Itu jelas kabar bohong! Angka 10 juta itu adalah target wisatawan asing, bukan target tenaga kerja asing. Angka itu dipelesetkan dan diolah untuk menakut-nakuti rakyat akan tenaga kerja asing. Entah oleh siapa, yang pasti itu tidak benar. Jangan bodohi dan takut-takuti rakyat dengan sentimen anti-asing, terlebih sentimen anti-Cina. Itu sangat tidak sehat untuk demokrasi kita dan berbahaya bagi integrasi nasional. 

Bagaimana tren penggunaan tenaga kerja asing di Indonesia? 

Tren penggunaan tenaga kerja asing di Indonesia boleh dibilang gitu-gitu aja, malah cenderung menurun. Jumlah kisarannya berada di angka 70-an ribu. Tahun 2014 berjumlah 68.857 orang, dan tahun ini (per Agustus 2015) 54.953 orang. Tahun-tahun sebelumnya malah sedikit lebih besar walau tetap di kisaran 70-an ribu, yakni 72 ribu pada 2013 dan 77 ribu pada 2012.

Sampai dengan akhir Desember 2015, pertumbuhan tenaga kerja asing paling banyak diperkirakan pada kisaran 70 ribuan. Persentasenya masih sekitar 0,03 dari jumlah penduduk Indonesia atau 0,05 dari jumlah angkatan kerja nasional. Jadi masih sangat kecil dibandingkan negara-negara lain. 

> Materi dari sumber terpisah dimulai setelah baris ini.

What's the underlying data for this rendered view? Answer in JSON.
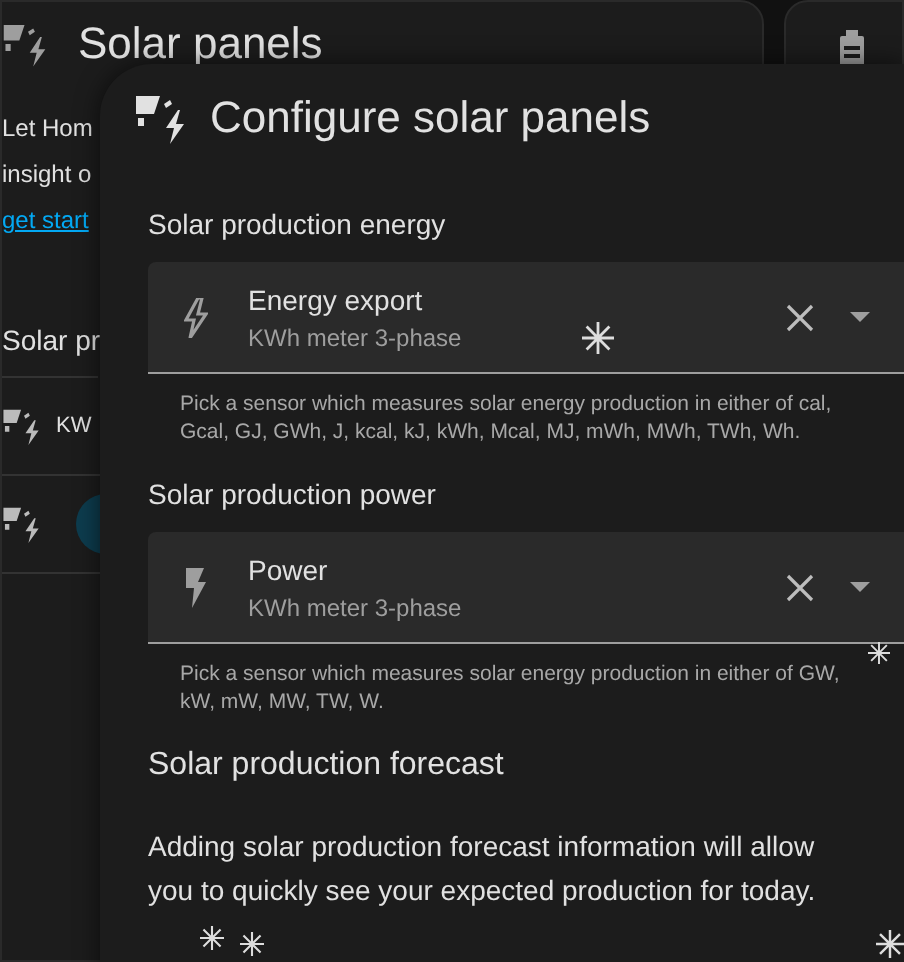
{
  "background_card": {
    "title": "Solar panels",
    "lines": [
      "Let Hom",
      "insight o"
    ],
    "link": "get start",
    "section": "Solar pr",
    "rows": [
      {
        "kind": "text",
        "label": "KW"
      },
      {
        "kind": "avatar"
      }
    ]
  },
  "dialog": {
    "title": "Configure solar panels",
    "sections": [
      {
        "kind": "entity",
        "heading": "Solar production energy",
        "field": {
          "kind": "energy",
          "value": "Energy export",
          "secondary": "KWh meter 3-phase"
        },
        "helper": "Pick a sensor which measures solar energy production in either of cal, Gcal, GJ, GWh, J, kcal, kJ, kWh, Mcal, MJ, mWh, MWh, TWh, Wh."
      },
      {
        "kind": "entity",
        "heading": "Solar production power",
        "field": {
          "kind": "power",
          "value": "Power",
          "secondary": "KWh meter 3-phase"
        },
        "helper": "Pick a sensor which measures solar energy production in either of GW, kW, mW, MW, TW, W."
      },
      {
        "kind": "text",
        "heading": "Solar production forecast",
        "text": "Adding solar production forecast information will allow you to quickly see your expected production for today."
      }
    ]
  }
}
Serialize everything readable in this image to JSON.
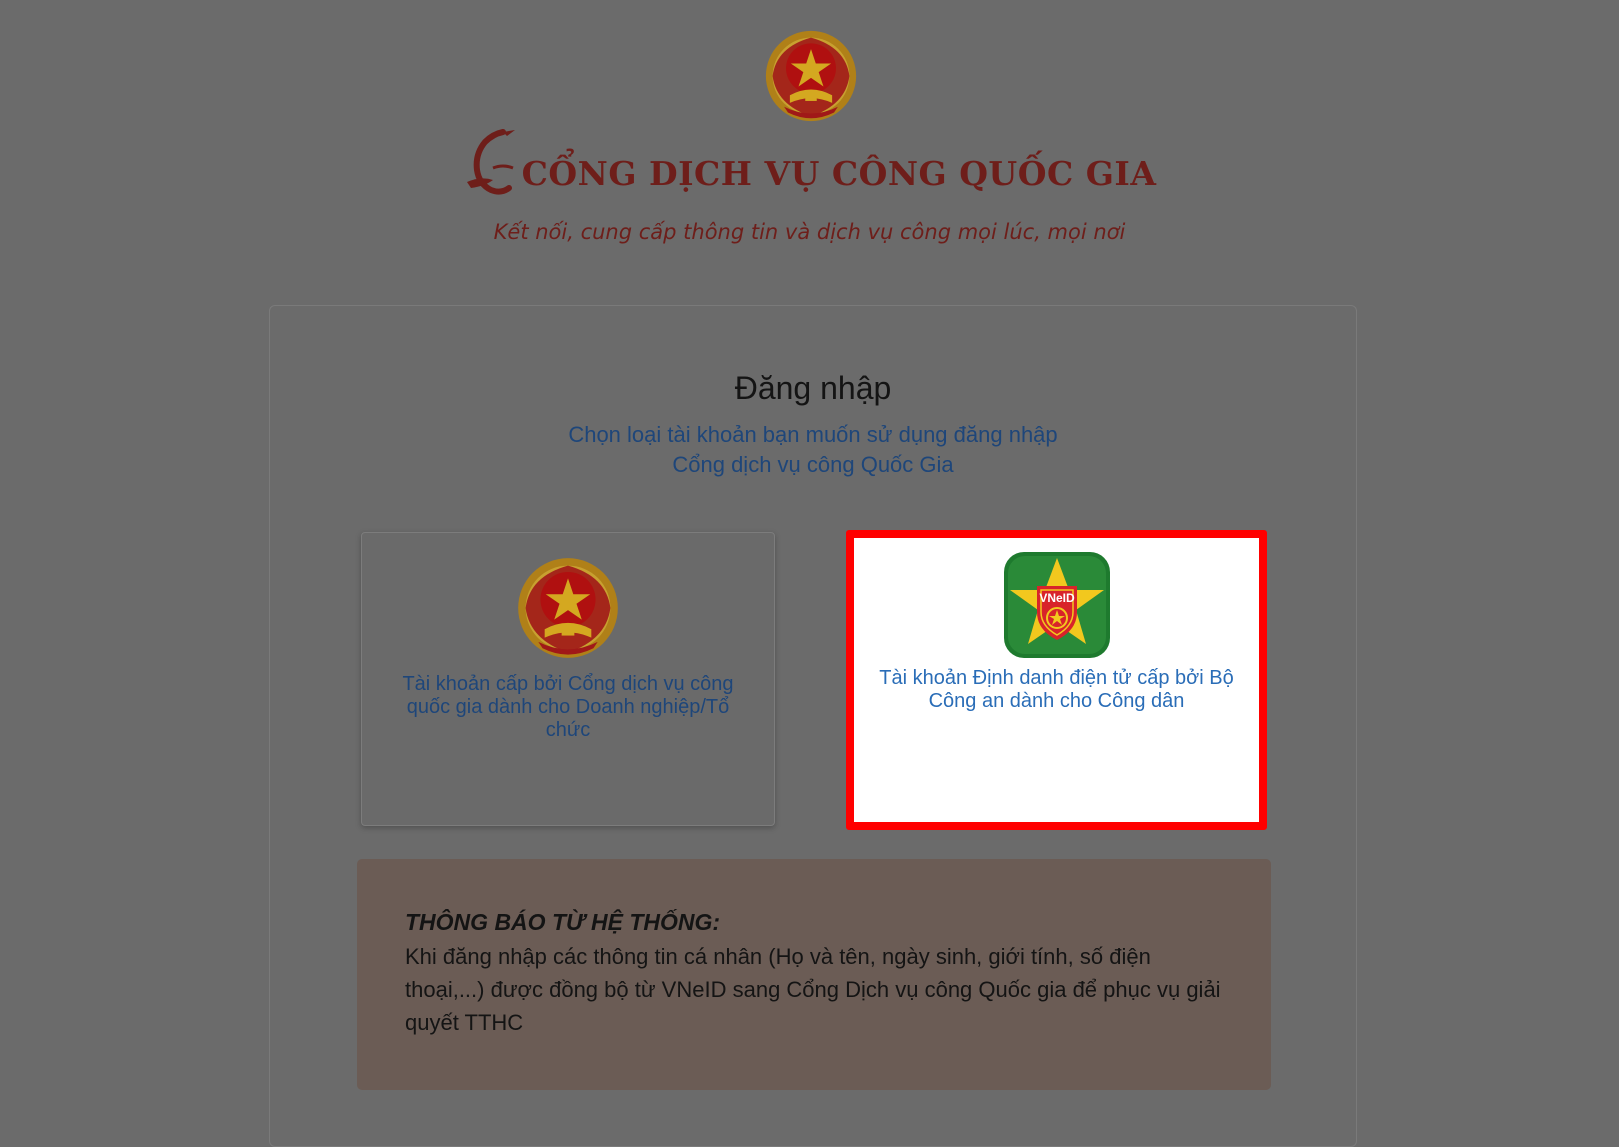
{
  "header": {
    "title": "CỔNG DỊCH VỤ CÔNG QUỐC GIA",
    "subtitle": "Kết nối, cung cấp thông tin và dịch vụ công mọi lúc, mọi nơi",
    "emblem_icon": "national-emblem-icon",
    "brand_icon": "crane-logo-icon"
  },
  "login": {
    "title": "Đăng nhập",
    "subtitle_line1": "Chọn loại tài khoản bạn muốn sử dụng đăng nhập",
    "subtitle_line2": "Cổng dịch vụ công Quốc Gia"
  },
  "options": [
    {
      "label": "Tài khoản cấp bởi Cổng dịch vụ công quốc gia dành cho Doanh nghiệp/Tổ chức",
      "icon": "national-emblem-icon",
      "highlighted": false
    },
    {
      "label": "Tài khoản Định danh điện tử cấp bởi Bộ Công an dành cho Công dân",
      "icon": "vneid-icon",
      "icon_text": "VNeID",
      "highlighted": true
    }
  ],
  "notice": {
    "title": "THÔNG BÁO TỪ HỆ THỐNG:",
    "body": "Khi đăng nhập các thông tin cá nhân (Họ và tên, ngày sinh, giới tính, số điện thoại,...) được đồng bộ từ VNeID sang Cổng Dịch vụ công Quốc gia để phục vụ giải quyết TTHC"
  },
  "colors": {
    "overlay": "#6b6b6b",
    "brand": "#6e1e1a",
    "link": "#2a6db7",
    "highlight_border": "#ff0000",
    "notice_bg": "#6b5c55"
  }
}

Dengan tidak digunakannya bahasa Indonesia sebagai syarat masuk tenaga kerja asing, apakah itu tidak akan membuat aliran tenaga kerja asing ke Indonesia makin deras?

Tidak! Hambatan teknis (technical barrier) untuk  tenaga kerja asing bukan sekedar bahasa Indonesia. Masih banyak syarat lain yang harus dipenuhi oleh tenaga kerja asing, antara lain: Syarat kompetensi, syarat pengalaman kerja, syarat jabatan (hanya jabatan tertentu yang boleh diduduki oleh tenaga kerja asing), syarat pendampingan oleh tenaga kerja Indonesia untuk alih teknologi, syarat perluasan kesempatan kerja dalam bentuk 1 tenaga kerja asing dibarengi dengan 10 tenaga kerja Indonesia, dan seterusnya.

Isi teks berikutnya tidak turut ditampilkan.